The lyrics to the album were largely influenced by her travels alongside photojournalist Seamus Murphy to Kosovo, Afghanistan, and Washington, DC, where she provided harrowing accounts of the various forms of suffering that locals endured at the hands of corrupt governments, despotic regimes, and greedy capitalists. While the world hasn’t forgotten about the suffering in these locations, the focus has ultimately shifted towards other places that are being forced to withstand bloody conflicts, genocide and civil war, with Palestine, Ukraine and Yemen being just a few nations affected by such crises.

The album’s title and its opening track, ‘The Community of Hope’ refer to the levelling of one of the US capital’s major social housing projects in order to develop the land and provide a sense of aspiration and economic revitalisation within the community. However, through Harvey’s lens, it portrays a massive oversight from local governments through them removing the most basic necessities from an impoverished community, such as healthcare institutions and affordable housing, and lines about building restaurants and a Walmart on this very land represent gentrification and neglect of the people that make up the local community.

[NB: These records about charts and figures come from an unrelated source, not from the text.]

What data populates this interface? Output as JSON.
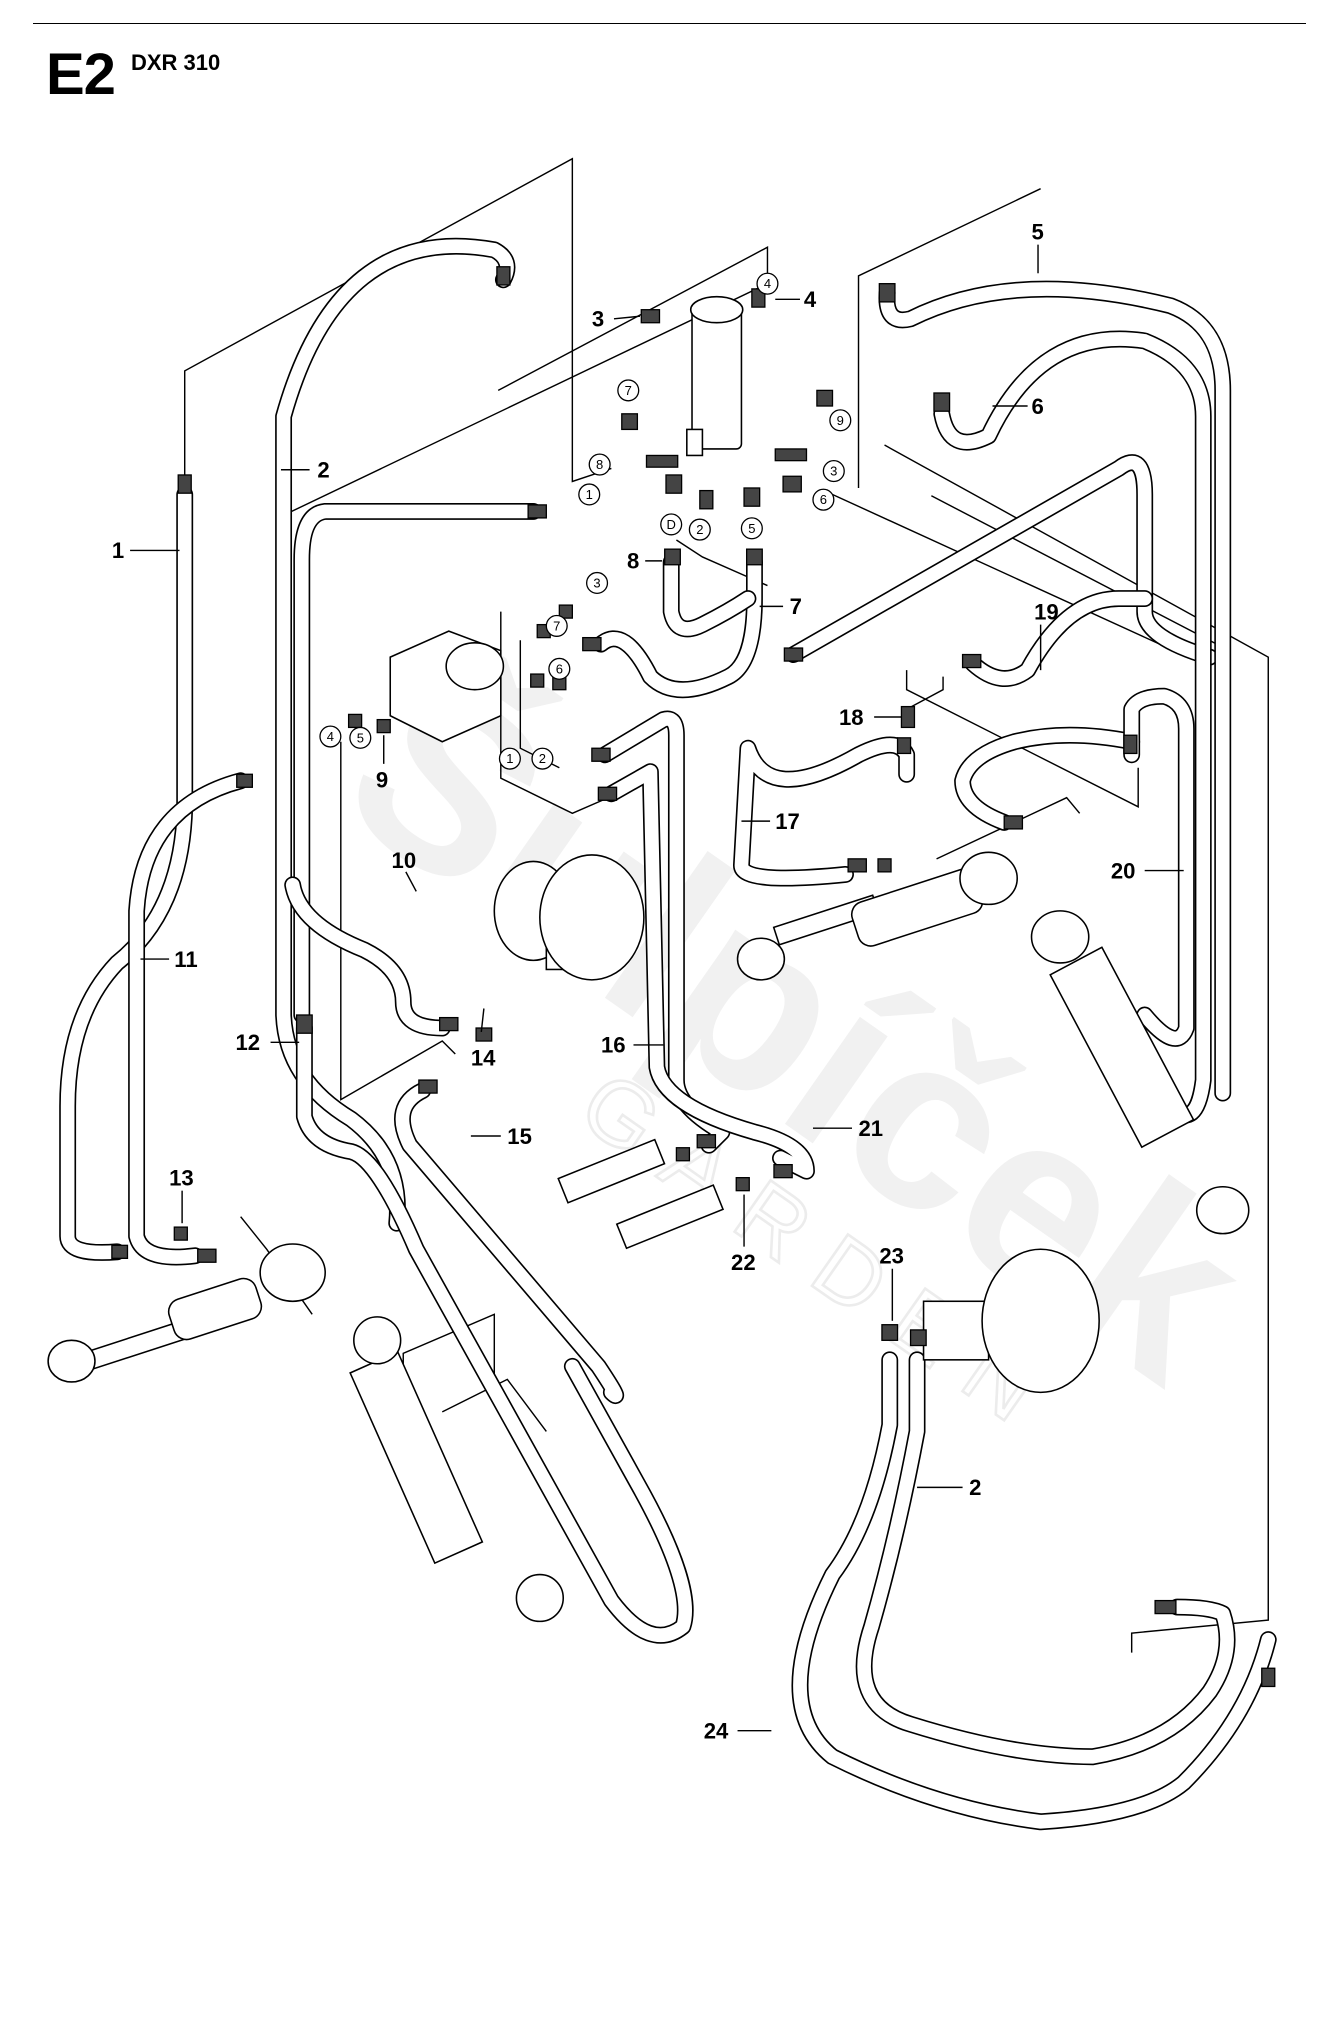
{
  "header": {
    "section_code": "E2",
    "model": "DXR 310"
  },
  "watermark": {
    "brand": "Šulpíček",
    "sub": "GARDEN"
  },
  "callouts": [
    {
      "id": "1",
      "label": "1"
    },
    {
      "id": "2a",
      "label": "2"
    },
    {
      "id": "2b",
      "label": "2"
    },
    {
      "id": "3",
      "label": "3"
    },
    {
      "id": "4",
      "label": "4"
    },
    {
      "id": "5",
      "label": "5"
    },
    {
      "id": "6",
      "label": "6"
    },
    {
      "id": "7",
      "label": "7"
    },
    {
      "id": "8",
      "label": "8"
    },
    {
      "id": "9",
      "label": "9"
    },
    {
      "id": "10",
      "label": "10"
    },
    {
      "id": "11",
      "label": "11"
    },
    {
      "id": "12",
      "label": "12"
    },
    {
      "id": "13",
      "label": "13"
    },
    {
      "id": "14",
      "label": "14"
    },
    {
      "id": "15",
      "label": "15"
    },
    {
      "id": "16",
      "label": "16"
    },
    {
      "id": "17",
      "label": "17"
    },
    {
      "id": "18",
      "label": "18"
    },
    {
      "id": "19",
      "label": "19"
    },
    {
      "id": "20",
      "label": "20"
    },
    {
      "id": "21",
      "label": "21"
    },
    {
      "id": "22",
      "label": "22"
    },
    {
      "id": "23",
      "label": "23"
    },
    {
      "id": "24",
      "label": "24"
    }
  ],
  "port_markers": {
    "swivel": [
      "4",
      "7",
      "8",
      "1",
      "9",
      "3",
      "6",
      "D",
      "2",
      "5"
    ],
    "valve": [
      "3",
      "7",
      "6",
      "4",
      "5",
      "1",
      "2"
    ]
  }
}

Moving further afield, Harvey reflects on her experiences in the war-torn areas of Kosovo and Afghanistan, both of which have suffered from unrest since before the turn of the century. Citing statistics of children that have gone missing at the hands of displacement and systematic killing from governments and militia on ‘The Wheel’ and vividly describing the hunger and starvation of children affected by conflict on ‘Dollar, Dollar’, Harvey doesn’t sugar-coat any of the harrowing images she was confronted with during her visits to these areas of devastation.

While it’s never easy to be confronted with such visceral images of suffering, you’d think that the response to Harvey’s ninth album would have been one of wishing to reflect on the atrocities taking place in the world and might have provoked direct action to improve these horrific situations. However, several listeners were critical of Harvey’s portrayal of life in these stricken areas, labelling the record as a sickeningly inaccurate image tantamount to poverty porn and seeking to make a profit and gain attention through using depictions of others’ hardships.

It’s also not easy to discuss such subject matters and manage to do so in a way that accurately portrays the severity of a situation while remaining sensitive to the adversity that others are experiencing. If you’re willing to accept that Harvey’s intentions were to shed light on the difficulties faced by displaced communities and not to take advantage of the plight of others for her own artistic and commercial gains, then is it also possible to look past the occasionally clumsy ways in which she discusses said matters in her work?

The most unfortunate thing about the messaging behind Hope Six is that everything that Harvey wished to hold people accountable for is still ongoing, both in the areas that she specifically focused on and beyond. If the album is indicative of anything, it’s that years on from its release, history continues to be unable to learn from its errors, and that its relevance will continue to stay strong for as long as those in power continue to fail to repair the damage they have caused or atone for their campaigns of violence.